Thursday, October 2, 2008

The Desktop Coup d'Etat

AMY GOODMAN: We just interviewed Barton Gellman of the Washington Post, who wrote the book Angler about the Cheney vice presidency, how the government almost fell soon after that, when, finally, the President called in Comey and said, you know, “Why am I dealing with this at the last minute?” and Comey had already written his resignation letter and said that Mueller was going to resign, as well, that day over this.

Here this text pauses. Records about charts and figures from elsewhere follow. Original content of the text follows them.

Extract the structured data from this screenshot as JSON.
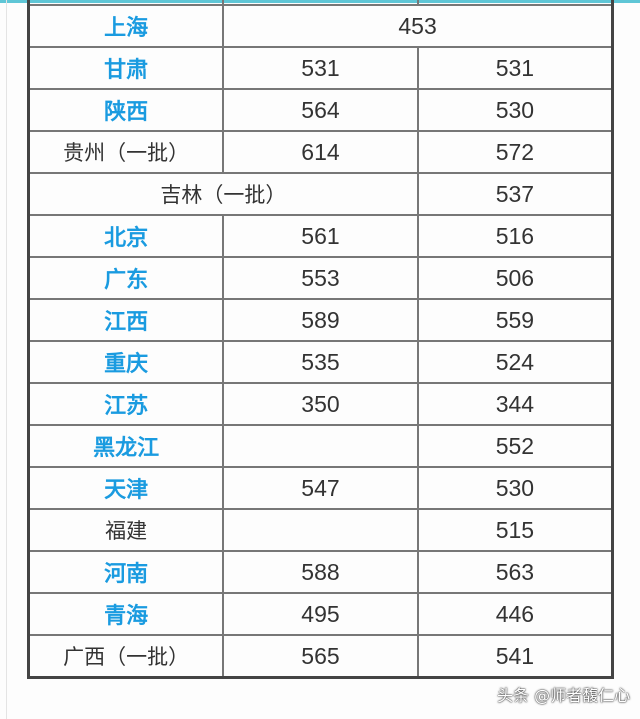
{
  "watermark": "头条 @师者馥仁心",
  "colors": {
    "province_highlight": "#1a9be0",
    "text": "#333333"
  },
  "rows": [
    {
      "province": "上海",
      "highlight": true,
      "merged_value": "453"
    },
    {
      "province": "甘肃",
      "highlight": true,
      "v1": "531",
      "v2": "531"
    },
    {
      "province": "陕西",
      "highlight": true,
      "v1": "564",
      "v2": "530"
    },
    {
      "province": "贵州（一批）",
      "highlight": false,
      "v1": "614",
      "v2": "572"
    },
    {
      "province": "吉林（一批）",
      "highlight": false,
      "merged_label": true,
      "v2": "537"
    },
    {
      "province": "北京",
      "highlight": true,
      "v1": "561",
      "v2": "516"
    },
    {
      "province": "广东",
      "highlight": true,
      "v1": "553",
      "v2": "506"
    },
    {
      "province": "江西",
      "highlight": true,
      "v1": "589",
      "v2": "559"
    },
    {
      "province": "重庆",
      "highlight": true,
      "v1": "535",
      "v2": "524"
    },
    {
      "province": "江苏",
      "highlight": true,
      "v1": "350",
      "v2": "344"
    },
    {
      "province": "黑龙江",
      "highlight": true,
      "v1": "",
      "v2": "552"
    },
    {
      "province": "天津",
      "highlight": true,
      "v1": "547",
      "v2": "530"
    },
    {
      "province": "福建",
      "highlight": false,
      "v1": "",
      "v2": "515"
    },
    {
      "province": "河南",
      "highlight": true,
      "v1": "588",
      "v2": "563"
    },
    {
      "province": "青海",
      "highlight": true,
      "v1": "495",
      "v2": "446"
    },
    {
      "province": "广西（一批）",
      "highlight": false,
      "v1": "565",
      "v2": "541"
    }
  ]
}
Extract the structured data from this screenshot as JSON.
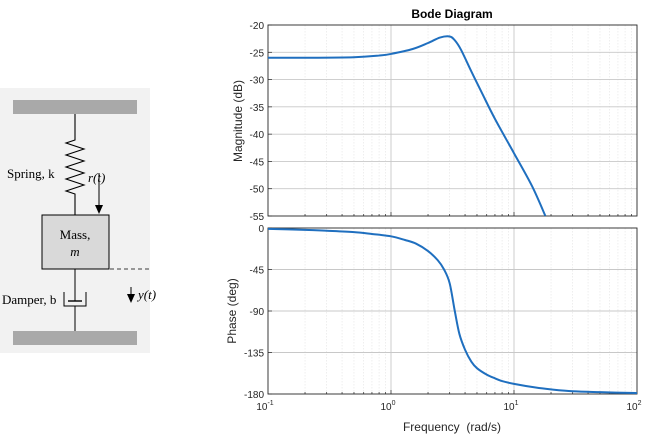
{
  "system_diagram": {
    "spring_label": "Spring, k",
    "spring_symbol": "k",
    "input_label": "r(t)",
    "mass_label": "Mass,",
    "mass_symbol": "m",
    "damper_label": "Damper, b",
    "output_label": "y(t)",
    "colors": {
      "wall": "#a9a9a9",
      "mass_fill": "#d9d9d9",
      "panel_bg": "#f2f2f2",
      "line": "#000000"
    }
  },
  "chart_data": [
    {
      "type": "line",
      "title": "Bode Diagram",
      "ylabel": "Magnitude (dB)",
      "xlabel": "",
      "xscale": "log",
      "xlim": [
        0.1,
        100
      ],
      "ylim": [
        -55,
        -20
      ],
      "yticks": [
        -20,
        -25,
        -30,
        -35,
        -40,
        -45,
        -50,
        -55
      ],
      "grid": true,
      "series": [
        {
          "color": "#1f6fbf",
          "x": [
            0.1,
            0.2,
            0.5,
            0.8,
            1,
            1.5,
            2,
            2.5,
            3,
            3.3,
            3.7,
            4.5,
            5.5,
            7,
            10,
            14,
            18
          ],
          "y": [
            -26,
            -26,
            -25.9,
            -25.6,
            -25.3,
            -24.4,
            -23.3,
            -22.3,
            -22.1,
            -22.8,
            -24.5,
            -28.5,
            -32.5,
            -37.2,
            -43.5,
            -49.5,
            -55
          ]
        }
      ]
    },
    {
      "type": "line",
      "ylabel": "Phase (deg)",
      "xlabel": "Frequency  (rad/s)",
      "xscale": "log",
      "xlim": [
        0.1,
        100
      ],
      "ylim": [
        -180,
        0
      ],
      "yticks": [
        0,
        -45,
        -90,
        -135,
        -180
      ],
      "xticks": [
        {
          "base": "10",
          "exp": "-1",
          "value": 0.1
        },
        {
          "base": "10",
          "exp": "0",
          "value": 1
        },
        {
          "base": "10",
          "exp": "1",
          "value": 10
        },
        {
          "base": "10",
          "exp": "2",
          "value": 100
        }
      ],
      "grid": true,
      "series": [
        {
          "color": "#1f6fbf",
          "x": [
            0.1,
            0.2,
            0.3,
            0.5,
            0.7,
            1,
            1.3,
            1.6,
            2,
            2.4,
            2.7,
            3,
            3.3,
            3.6,
            4,
            4.5,
            5,
            6,
            7,
            8,
            10,
            15,
            20,
            30,
            50,
            100
          ],
          "y": [
            -1,
            -2,
            -3,
            -4.5,
            -6.5,
            -9,
            -13,
            -17,
            -25,
            -35,
            -45,
            -60,
            -90,
            -115,
            -132,
            -145,
            -152,
            -159,
            -163,
            -166,
            -169,
            -173,
            -175,
            -177,
            -178,
            -179
          ]
        }
      ]
    }
  ]
}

MURRAY WAAS: Well, to take a couple steps back, before that, what happened in the hospital room was, the Attorney General’s wife, Mrs. Ashcroft, informed her chiefs of staff what was going on. And then he called up—he called everybody—Comey, Mueller—and so, they all raced to the hospital. They careened down Pennsylvania Avenue with their sirens on. They raced up the steps. And James Comey, the very straight-arrow Deputy Attorney General, got to the hospital room about five minutes before Gonzales and Card. And Mueller, the FBI director, to give you an idea of this drama, said—told the security detail, Ashcroft’s security detail, under no circumstances were Andrew Card and Alberto Gonzales to be alone with John Ashcroft, that James Comey was to be with them at all times, because he didn’t trust them, you know, to be alone with Ashcroft.

And so, in the hospital room, Ashcroft and Card come in, make their case—I’m sorry, Gonzales and Card come in and make their case. And Ashcroft, who’s deathly ill, somehow pulls himself up just for a moment, before he collapses, and says, “I’m not Attorney General. There is the Attorney General; James Comey is the Acting Attorney General. Deal with him.” And so, they leave, not getting Ashcroft’s signature.

And so, what they do the next day is they decide to go ahead with the program without the Attorney General’s signature. And so, what they did is they had a computer-generated copy of this document, and they simply removed the place where the Attorney General should sign and put a line for Alberto Gonzales to sign. And so, Gonzales and the President signed this authorization to continue with this program, despite the fact that their own Justice Department said if they did so, they’d be doing something illegal.

And then, it was the following day that Comey and Mueller kind of argued with them some more, and Bush, you know, backed off and withdrew the authorization or agreed to work with it until it got, you know, within a legal framework.

AMY GOODMAN: And so, now, coming full circle, where does that leave Alberto Gonzales, and what is he doing today, and what do you think he should be doing?

MURRAY WAAS: I think he’s spending a lot of time with lawyers, and he—because he has a lot of stuff that he has—he has this US attorney investigation he has to face. But I think the greater legal jeopardy is lying about—lying under oath about the surveillance program and this new thing, creating these fictitious notes, because when Gonzales and Bush signed the authorization, it was these fictitious, made-up notes that was one of the bases for the President to sign it. So that’s a very serious issue. And so, there are so many legal threats to this particular former attorney general.

AMY GOODMAN: And these are criminal?

MURRAY WAAS: They’re criminal, yeah.